The ban on emissions of ozone-depleting substances under the Montreal Protocol led to a detectable slow-down in climate warming since the 1990s, concludes an article published online this week in Nature Geoscience. The findings help to link human actions over the past century with changes in the rate of warming, using a statistical method independent of global climate models.

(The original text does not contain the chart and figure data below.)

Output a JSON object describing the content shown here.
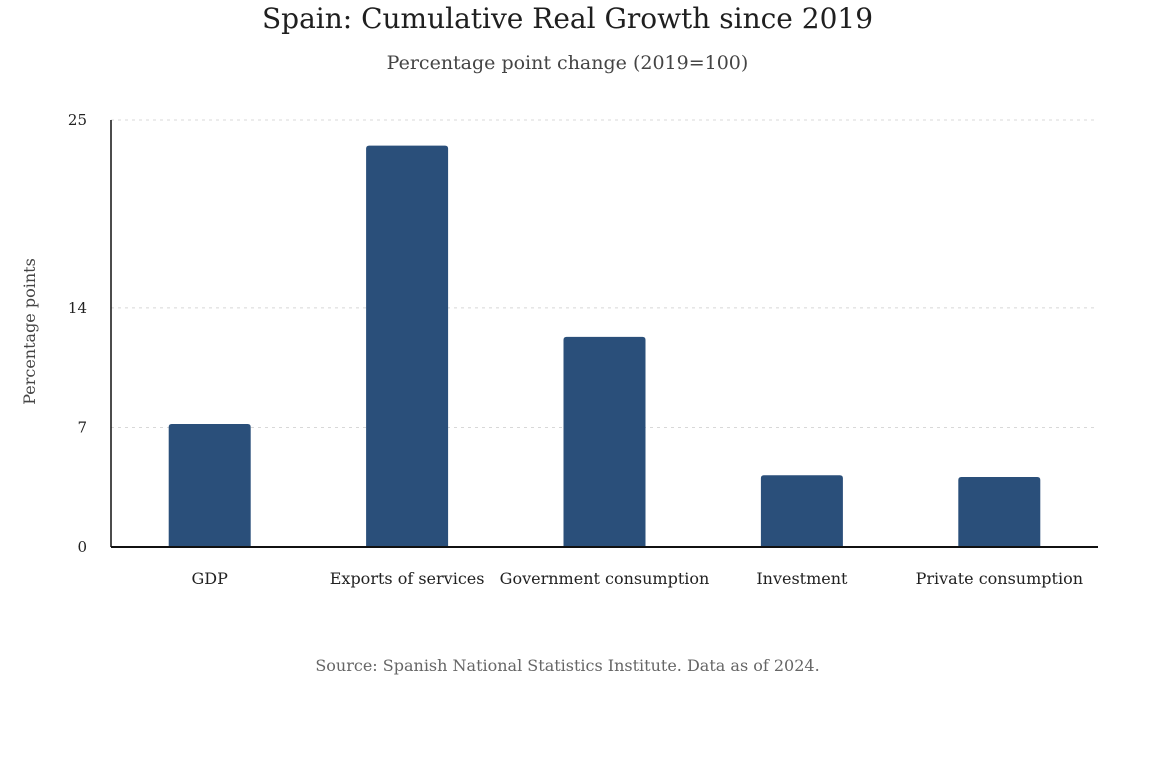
{
  "chart_data": {
    "type": "bar",
    "title": "Spain: Cumulative Real Growth since 2019",
    "subtitle": "Percentage point change (2019=100)",
    "xlabel": "",
    "ylabel": "Percentage points",
    "source": "Source: Spanish National Statistics Institute. Data as of 2024.",
    "categories": [
      "GDP",
      "Exports of services",
      "Government consumption",
      "Investment",
      "Private consumption"
    ],
    "values": [
      7.2,
      23.5,
      12.3,
      4.2,
      4.1
    ],
    "yticks": [
      0,
      7,
      14,
      25
    ],
    "ylim": [
      0,
      25
    ],
    "grid": true,
    "legend": "none",
    "colors": {
      "bar": "#2a4f7a",
      "axis": "#111111",
      "grid": "#d8d8d8"
    }
  }
}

Francisco Estrada and colleagues identified changes in the rate of warming and in the rate of increase in the concentrations of greenhouse gases in the atmosphere between 1880 and 2010, using statistical analyses. Because these changes coincide, they conclude that changes in the warming rate can be attributed to specific human actions that affected greenhouse gas concentrations. The findings point to a slow-down in warming during the two world wars and the Great Depression, when emissions were reduced in response to economic downturns. The authors also highlight a slow-down in the 1990s in response to the Montreal Protocol, which initiated the phasing out of CFCs — substances that not only harm the ozone layer but are also potent greenhouse gases. The analysis further reveals a pronounced rise in both temperature and greenhouse gas concentrations in the 1960s, which marks the onset of sustained global warming.
In an accompanying News and Views article, Felix Pretis and Myles Allen note that the study suggests “that past changes in the rate of warming can be directly attributed to human influences, from economic downturns to the regulations of the Montreal Protocol.”